Sanity check: Kitaev's quantum computing book

[Physics Monkey]

I was flipping through Kitaev's quantum computing book today and noticed something really strange. I thought it might be fun to post it here and figure out what's going on.

See http://books.google.com/books?id=Tr...AEwAA#v=onepage&q=measuring operators&f=false for the relevant page. Basically he's talking about what he calls measuring operators, but then he gives a really strange formula (the action of W on the state midway down the page) which looks like a typo to me. In particular, why isn't there a double sum, one from W and one from W^+?

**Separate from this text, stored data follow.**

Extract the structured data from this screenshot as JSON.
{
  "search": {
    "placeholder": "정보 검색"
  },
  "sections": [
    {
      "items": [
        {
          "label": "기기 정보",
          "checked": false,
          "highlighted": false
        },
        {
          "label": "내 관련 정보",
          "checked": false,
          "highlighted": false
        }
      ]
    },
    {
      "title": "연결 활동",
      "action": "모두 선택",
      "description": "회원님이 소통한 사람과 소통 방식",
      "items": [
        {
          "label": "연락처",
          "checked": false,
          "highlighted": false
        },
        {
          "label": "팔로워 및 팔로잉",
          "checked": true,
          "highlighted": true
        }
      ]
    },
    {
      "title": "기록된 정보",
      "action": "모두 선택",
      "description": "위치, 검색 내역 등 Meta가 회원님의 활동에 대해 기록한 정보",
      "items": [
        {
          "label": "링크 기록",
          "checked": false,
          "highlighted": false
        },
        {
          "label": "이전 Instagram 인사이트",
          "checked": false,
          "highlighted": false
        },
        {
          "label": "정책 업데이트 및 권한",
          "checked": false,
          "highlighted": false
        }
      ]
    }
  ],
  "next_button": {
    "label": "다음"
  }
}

For those in know, he's basically describing how to measure eigenvalues of unitary operators using interference. This is part of the buildup to the phase estimation algorithm and various other algorithms for abelian groups.

Any thoughts?

 

[martinbn]

It seems to me that you are right.

 

[arojo]

Hi,

There is no problem in the equation, the density matrix \rho is a diagonal matrix (with the probabilities of each state in the diagonal), that is why you have just a sum over one index. Actually you could see it otherwise, an Observable with physical must be a real quantity, then what you are doing in the previous definition is to take the trace.

 

[Physics Monkey]

Hi,

There is no problem in the equation, the density matrix \rho is a diagonal matrix (with the probabilities of each state in the diagonal), that is why you have just a sum over one index. Actually you could see it otherwise, an Observable with physical must be a real quantity, then what you are doing in the previous definition is to take the trace.

I agree that if the density matrix is diagonal then there is only one sum. However, I don't see where Kitaev has made that assumption.